Evento homenageou 11 mulheres na noite desta quarta-feira (23).
A 9ª edição da Medalha Tereza de Benguela aconteceu na noite desta quarta-feira (23), no Teatro Procópio Ferreira, em Guarujá, e foi marcada por muita emoção, samba e capoeira. A iniciativa reconheceu 11 mulheres da Cidade que se destacam na luta por igualdade, justiça e valorização da cultura afrobrasileira, em evento que remete ao Dia Nacional de Tereza de Benguela e da Mulher Negra, comemorado em 25 de julho no Brasil, instituído pela Lei n° 12.987/2014.
Na ocasião, a bateria do Grêmio Recreativo e Cultural Escola de Samba Mocidade Amazonense se apresentou, levando muita alegria e representatividade a esse momento tão significativo para a luta do movimento negro. Além disso, o Centro Cultural Herança de Palmares Omo Oba Zumbi fez uma apresentação de capoeira aos presentes, exaltando duas das grandes heranças culturais trazidas pelos africanos ao Brasil.

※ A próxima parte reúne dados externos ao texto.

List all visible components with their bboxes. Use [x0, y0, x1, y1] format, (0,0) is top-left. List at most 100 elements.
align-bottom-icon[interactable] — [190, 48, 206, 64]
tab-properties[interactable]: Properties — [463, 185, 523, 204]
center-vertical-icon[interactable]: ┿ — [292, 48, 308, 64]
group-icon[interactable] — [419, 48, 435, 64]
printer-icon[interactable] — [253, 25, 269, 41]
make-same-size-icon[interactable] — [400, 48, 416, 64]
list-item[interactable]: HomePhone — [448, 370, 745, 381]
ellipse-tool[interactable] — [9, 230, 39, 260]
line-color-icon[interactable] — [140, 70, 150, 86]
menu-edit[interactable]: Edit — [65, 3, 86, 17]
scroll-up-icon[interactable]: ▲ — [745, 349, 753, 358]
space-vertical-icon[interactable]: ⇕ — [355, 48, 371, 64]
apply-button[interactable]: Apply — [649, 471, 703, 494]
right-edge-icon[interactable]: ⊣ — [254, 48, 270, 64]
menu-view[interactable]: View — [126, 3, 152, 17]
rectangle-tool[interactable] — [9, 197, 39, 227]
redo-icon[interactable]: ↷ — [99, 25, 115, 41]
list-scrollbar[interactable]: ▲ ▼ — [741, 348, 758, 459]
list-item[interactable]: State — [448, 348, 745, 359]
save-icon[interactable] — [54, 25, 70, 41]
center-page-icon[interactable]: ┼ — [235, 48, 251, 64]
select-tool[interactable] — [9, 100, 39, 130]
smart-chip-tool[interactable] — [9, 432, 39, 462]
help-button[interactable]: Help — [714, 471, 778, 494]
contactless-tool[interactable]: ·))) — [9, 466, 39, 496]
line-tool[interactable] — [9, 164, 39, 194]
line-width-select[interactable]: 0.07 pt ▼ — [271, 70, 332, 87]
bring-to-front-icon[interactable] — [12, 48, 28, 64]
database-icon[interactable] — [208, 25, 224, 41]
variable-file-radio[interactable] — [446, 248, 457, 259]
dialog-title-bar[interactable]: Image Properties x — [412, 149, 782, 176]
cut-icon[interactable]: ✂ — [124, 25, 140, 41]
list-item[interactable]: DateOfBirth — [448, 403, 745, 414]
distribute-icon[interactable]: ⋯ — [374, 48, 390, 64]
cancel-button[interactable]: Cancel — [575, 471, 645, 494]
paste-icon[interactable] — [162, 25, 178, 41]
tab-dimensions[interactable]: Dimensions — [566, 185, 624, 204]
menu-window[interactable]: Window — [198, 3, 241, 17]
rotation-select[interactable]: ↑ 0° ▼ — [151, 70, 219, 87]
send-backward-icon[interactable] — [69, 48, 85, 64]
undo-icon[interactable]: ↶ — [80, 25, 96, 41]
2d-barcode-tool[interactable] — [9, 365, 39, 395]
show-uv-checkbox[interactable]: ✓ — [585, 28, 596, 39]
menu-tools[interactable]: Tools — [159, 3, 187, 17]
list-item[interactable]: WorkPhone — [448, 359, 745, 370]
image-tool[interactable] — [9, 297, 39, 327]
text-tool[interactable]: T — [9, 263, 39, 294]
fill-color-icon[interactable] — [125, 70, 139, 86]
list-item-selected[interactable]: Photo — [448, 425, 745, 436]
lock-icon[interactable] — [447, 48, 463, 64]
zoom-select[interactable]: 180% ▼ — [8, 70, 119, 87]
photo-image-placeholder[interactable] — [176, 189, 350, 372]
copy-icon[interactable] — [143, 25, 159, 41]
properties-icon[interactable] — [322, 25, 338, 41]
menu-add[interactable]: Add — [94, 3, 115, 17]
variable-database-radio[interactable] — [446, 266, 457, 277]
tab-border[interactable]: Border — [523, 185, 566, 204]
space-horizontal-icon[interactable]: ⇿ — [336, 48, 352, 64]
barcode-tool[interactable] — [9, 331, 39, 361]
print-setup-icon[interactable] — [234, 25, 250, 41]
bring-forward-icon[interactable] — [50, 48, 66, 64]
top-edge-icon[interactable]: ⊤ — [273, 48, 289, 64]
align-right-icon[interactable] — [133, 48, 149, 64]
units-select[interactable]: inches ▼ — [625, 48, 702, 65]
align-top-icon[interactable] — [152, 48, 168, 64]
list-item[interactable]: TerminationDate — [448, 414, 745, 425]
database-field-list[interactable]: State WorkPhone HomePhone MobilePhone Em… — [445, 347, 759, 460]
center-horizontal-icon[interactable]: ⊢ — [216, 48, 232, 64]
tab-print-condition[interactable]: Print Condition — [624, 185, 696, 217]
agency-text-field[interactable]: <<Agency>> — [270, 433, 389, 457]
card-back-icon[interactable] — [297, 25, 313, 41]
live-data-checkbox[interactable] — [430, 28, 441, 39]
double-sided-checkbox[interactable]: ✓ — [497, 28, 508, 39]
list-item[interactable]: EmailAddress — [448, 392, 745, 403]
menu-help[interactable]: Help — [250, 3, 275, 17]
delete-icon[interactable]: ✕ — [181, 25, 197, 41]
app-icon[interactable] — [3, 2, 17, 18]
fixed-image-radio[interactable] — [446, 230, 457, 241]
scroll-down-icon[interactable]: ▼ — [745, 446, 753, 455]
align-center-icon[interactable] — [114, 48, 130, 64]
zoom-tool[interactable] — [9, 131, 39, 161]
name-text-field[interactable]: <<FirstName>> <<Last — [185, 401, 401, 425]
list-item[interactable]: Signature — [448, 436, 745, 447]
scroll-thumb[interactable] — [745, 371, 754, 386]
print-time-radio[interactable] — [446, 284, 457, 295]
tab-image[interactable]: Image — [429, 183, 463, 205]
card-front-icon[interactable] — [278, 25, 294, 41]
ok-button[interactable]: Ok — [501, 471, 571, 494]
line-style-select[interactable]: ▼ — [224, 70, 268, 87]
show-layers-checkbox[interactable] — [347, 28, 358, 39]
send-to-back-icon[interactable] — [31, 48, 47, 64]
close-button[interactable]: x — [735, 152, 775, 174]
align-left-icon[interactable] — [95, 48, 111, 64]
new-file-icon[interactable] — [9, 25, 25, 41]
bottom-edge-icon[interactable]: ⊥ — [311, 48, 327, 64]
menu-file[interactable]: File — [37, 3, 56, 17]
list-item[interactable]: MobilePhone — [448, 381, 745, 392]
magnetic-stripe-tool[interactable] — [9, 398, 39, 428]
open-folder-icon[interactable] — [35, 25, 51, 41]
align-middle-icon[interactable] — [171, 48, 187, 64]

A professora aposentada Marli do Nascimento Florêncio, de 68 anos, foi uma das homenageadas e comemorou a honraria: “Tereza de Benguela tinha autonomia, autoridade e compromisso com a causa, o que vai ao encontro da minha profissão de professora, pois para uma sociedade ter sucesso, precisa de educação, muitas lutas e também seguir o legado de Benguela, que é acreditar nas suas verdades e colocá-las em prática”, revela.
Além de Marli, as homenageadas desta edição foram as aposentadas Benedita dos Santos Reis e Elizete Santos da Silva; a professora Célia de Oliveira Lima; a vendedora Jaqueline de Jesus Duarte; a empreendedora Mariana Vitória Gomes dos Santos; a coordenadora de RH Michelli Barreto Dias Silva; a assistente social Rebeca Pires dos Santos de Oliveira; a advogada Roseli Aparecida Costa Veiga de Morais; a doméstica Vânia Regina de Oliveira Lucas e a enfermeira Thais Alves Santos.
A organização foi da Prefeitura de Guarujá, por intermédio da Secretaria Municipal de Direitos Humanos e Cidadania (Sedhuci). “A iniciativa ressalta o compromisso do governo em apoiar as políticas públicas dos conselhos, garantindo que a sociedade civil seja a protagonista na construção de melhorias significativas para as comunidades”, ressalta o gestor de Políticas Públicas da Promoção da Igualdade Racial de Guarujá.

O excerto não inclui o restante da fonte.